Entries of $W$ don't matter when exact solution is possible, otherwise this prioritizes good fit for low noise equations.
Literature
- Chatelin, Eigenvalues of Matrices, section 2.12 gives "local approximate inverse"
- Puntanen, Matrix Tricks for Linear Statistical Models: Our Personal Top Twenty, Ch.2 has pseudo-inverse properties
- Corless and Fillion, A Graduate Introduction to Numerical Methods from the Viewpoint of Backward Error Analysis, Section 7.3 gives standard forms of methods
- Rao, Linear Models, Least Squares and Alternatives.
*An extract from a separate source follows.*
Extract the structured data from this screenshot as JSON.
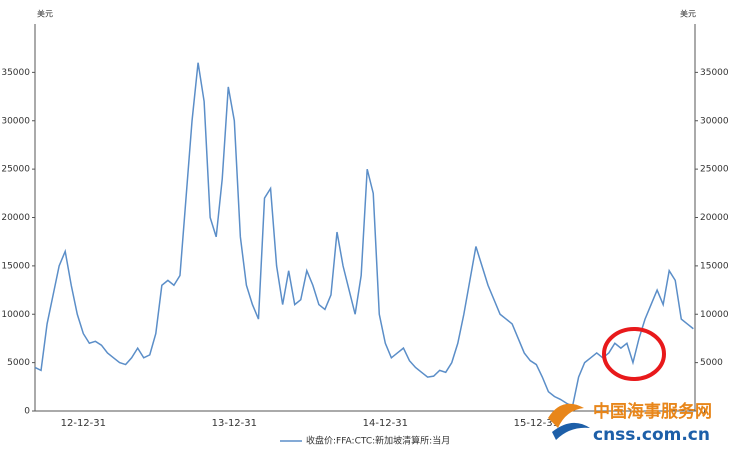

Ch 4.2 talks about "Aitken Estimator", aka GLSE, aka "weighted least squares" estimator
- Ke Chen, "Matrix Preconditioning Techniques and Applications", 3.3 gives "Richardson" and "operator" forms of standard methods
- Hodberg, "Handbook of Linear Algebra", Section 54.1, standard iterative methods and starting point for more advanced.
- Vershynin, Roman. 2018. High-Dimensional Probability: An Introduction with Applications in Data Science (Cambridge Series in Statistical and Probabilistic Mathematics). 1st ed. Cambridge University Press. Explains why random vectors are orthogonal in high dimensions.